Boneless fish pieces - 18

( use any fish ,today i have used Tilapia)

Salt to taste

Pepper powder - 1 tsp

Turmeric powder - 1/4 tsp

Red chilly powder - 1 tsp

Coriander powder - 3/4 tsp

Red food colour as needed (optional)

Corn flour - 1 tbsp (heaped)

Maida - 1/2 tbsp

Ginger and Garlic paste - 1 tsp

Egg beaten - 1

( mix all above ingredients together and rest for 10 minutes)

Other ingredient

Oil to deep fry

Chopped ginger and garlic - each - 2 tsp

Sliced green chillies - 4

Curry leaves and coriander leaves few

Red chilly powder - 1/2 tsp

Pepper powder - 1 tsp

Coriander powder - 1/2 tsp

Red chilly paste - 1 tsp

Salt to taste

Soy sauce - 3 tsp

Curd - 1 tbsp

Lemon juice - 2 tsp

Method

Heat oil in a pan and deep fry the marinated fish in batches till golden brown on both sides. Keep it aside.
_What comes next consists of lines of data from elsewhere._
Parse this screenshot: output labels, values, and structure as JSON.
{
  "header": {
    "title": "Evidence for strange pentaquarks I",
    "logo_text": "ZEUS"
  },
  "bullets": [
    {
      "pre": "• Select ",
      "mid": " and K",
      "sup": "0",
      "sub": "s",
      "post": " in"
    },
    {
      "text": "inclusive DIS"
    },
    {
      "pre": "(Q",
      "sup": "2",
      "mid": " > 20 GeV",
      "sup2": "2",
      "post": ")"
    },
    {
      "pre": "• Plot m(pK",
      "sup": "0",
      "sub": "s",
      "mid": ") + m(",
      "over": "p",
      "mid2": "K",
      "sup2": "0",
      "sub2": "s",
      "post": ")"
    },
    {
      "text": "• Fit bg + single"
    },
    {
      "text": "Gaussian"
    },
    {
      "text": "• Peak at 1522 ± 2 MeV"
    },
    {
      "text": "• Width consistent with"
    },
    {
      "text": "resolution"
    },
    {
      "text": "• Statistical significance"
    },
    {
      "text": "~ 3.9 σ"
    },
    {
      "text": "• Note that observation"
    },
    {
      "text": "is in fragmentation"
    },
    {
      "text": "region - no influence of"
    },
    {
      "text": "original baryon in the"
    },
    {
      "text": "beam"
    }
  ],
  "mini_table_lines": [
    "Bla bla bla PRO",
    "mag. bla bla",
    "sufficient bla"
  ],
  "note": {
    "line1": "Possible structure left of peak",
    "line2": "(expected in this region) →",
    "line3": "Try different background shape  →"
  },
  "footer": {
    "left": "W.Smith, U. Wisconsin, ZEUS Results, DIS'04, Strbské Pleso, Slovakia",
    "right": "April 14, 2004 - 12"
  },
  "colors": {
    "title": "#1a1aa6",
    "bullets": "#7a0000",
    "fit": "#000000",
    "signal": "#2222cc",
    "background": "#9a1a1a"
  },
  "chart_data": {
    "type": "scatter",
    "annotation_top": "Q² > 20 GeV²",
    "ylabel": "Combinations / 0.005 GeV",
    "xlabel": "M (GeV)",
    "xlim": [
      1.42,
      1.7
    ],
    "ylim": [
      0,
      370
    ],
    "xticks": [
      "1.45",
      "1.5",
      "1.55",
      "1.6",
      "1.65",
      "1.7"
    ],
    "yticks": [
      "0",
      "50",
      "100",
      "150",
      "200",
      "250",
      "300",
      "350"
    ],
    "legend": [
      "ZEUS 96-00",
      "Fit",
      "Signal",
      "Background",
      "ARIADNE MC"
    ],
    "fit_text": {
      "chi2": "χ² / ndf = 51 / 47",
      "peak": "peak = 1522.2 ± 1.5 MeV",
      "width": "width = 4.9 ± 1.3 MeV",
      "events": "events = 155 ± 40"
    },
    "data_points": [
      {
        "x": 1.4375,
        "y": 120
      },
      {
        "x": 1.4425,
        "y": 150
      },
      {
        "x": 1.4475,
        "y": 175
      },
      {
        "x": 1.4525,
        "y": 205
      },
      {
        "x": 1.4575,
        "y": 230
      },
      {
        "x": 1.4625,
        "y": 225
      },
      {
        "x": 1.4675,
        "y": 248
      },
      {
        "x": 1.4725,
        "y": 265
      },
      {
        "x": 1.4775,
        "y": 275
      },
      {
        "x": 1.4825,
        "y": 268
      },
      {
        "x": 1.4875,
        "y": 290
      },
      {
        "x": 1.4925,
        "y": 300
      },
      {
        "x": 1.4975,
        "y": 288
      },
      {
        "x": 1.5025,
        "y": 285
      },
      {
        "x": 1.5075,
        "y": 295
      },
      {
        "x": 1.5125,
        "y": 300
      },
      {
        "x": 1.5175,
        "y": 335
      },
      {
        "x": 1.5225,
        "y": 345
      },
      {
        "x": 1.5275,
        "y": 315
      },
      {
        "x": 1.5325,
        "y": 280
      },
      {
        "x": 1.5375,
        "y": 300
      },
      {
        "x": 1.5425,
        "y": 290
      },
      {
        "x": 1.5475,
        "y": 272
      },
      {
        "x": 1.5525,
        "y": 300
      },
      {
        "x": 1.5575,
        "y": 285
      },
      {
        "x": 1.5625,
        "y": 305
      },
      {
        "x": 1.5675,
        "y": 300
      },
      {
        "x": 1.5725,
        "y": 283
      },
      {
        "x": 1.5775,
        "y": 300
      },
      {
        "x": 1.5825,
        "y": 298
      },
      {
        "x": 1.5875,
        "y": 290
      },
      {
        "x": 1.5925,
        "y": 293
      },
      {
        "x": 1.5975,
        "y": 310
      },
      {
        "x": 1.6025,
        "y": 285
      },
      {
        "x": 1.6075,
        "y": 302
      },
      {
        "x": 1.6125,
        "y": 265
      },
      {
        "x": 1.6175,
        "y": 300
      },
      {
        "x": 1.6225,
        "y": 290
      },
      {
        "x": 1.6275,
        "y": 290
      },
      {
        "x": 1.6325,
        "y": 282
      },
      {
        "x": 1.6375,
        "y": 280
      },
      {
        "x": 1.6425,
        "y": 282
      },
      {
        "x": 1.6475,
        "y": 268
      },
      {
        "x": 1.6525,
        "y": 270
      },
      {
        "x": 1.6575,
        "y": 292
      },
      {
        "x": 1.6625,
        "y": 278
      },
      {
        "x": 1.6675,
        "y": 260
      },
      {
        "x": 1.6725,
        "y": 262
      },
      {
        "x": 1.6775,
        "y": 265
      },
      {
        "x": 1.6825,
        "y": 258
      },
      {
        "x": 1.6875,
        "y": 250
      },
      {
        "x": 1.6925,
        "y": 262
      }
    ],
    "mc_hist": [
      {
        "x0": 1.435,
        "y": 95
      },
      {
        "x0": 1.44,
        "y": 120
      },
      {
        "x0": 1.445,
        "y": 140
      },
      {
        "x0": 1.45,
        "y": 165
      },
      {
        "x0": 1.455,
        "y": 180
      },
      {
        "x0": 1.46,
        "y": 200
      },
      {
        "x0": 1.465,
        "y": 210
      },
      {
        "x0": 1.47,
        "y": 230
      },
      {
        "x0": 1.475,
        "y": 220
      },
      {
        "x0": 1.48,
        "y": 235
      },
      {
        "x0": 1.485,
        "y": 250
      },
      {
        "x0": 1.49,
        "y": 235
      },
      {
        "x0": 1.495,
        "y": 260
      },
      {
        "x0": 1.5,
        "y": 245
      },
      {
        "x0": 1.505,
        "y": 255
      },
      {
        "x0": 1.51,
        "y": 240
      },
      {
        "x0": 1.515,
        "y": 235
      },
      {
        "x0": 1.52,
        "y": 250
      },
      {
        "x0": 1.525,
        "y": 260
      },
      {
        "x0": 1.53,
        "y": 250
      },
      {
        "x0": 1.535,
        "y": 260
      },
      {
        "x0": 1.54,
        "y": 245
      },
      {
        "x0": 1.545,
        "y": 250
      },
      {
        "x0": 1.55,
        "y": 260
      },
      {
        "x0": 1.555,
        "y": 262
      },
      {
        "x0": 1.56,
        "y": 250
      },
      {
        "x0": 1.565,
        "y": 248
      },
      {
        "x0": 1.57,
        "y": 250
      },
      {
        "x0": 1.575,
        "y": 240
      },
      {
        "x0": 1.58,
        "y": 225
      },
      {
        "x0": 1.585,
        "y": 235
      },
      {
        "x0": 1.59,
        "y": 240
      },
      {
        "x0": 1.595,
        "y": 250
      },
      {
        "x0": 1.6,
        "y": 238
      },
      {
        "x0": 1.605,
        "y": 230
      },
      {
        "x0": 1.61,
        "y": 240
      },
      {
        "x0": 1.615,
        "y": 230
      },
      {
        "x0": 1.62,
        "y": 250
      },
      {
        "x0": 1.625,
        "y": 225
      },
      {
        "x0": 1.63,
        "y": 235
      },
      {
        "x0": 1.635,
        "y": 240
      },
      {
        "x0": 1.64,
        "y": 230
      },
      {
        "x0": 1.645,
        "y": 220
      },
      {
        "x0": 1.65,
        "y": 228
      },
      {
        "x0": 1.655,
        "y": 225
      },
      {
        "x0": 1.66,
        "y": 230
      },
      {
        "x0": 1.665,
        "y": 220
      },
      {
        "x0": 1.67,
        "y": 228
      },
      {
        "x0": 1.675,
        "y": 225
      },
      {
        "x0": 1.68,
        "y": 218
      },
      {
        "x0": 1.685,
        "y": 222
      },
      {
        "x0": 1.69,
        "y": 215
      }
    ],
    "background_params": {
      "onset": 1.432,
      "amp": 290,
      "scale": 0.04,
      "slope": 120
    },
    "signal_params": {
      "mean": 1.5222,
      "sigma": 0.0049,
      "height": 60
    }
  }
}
Take 2 tbsp of the fried oil in a pan add chopped ginger ,garlic,green chillies and few curry leaves and saute.

Now add the remaining ingredients one by one and sauté till the oil separated from the masala.

Switch off the stove add the fried fish pieces and toss till well combined.

Garnish with coriander leaves and serve immediately!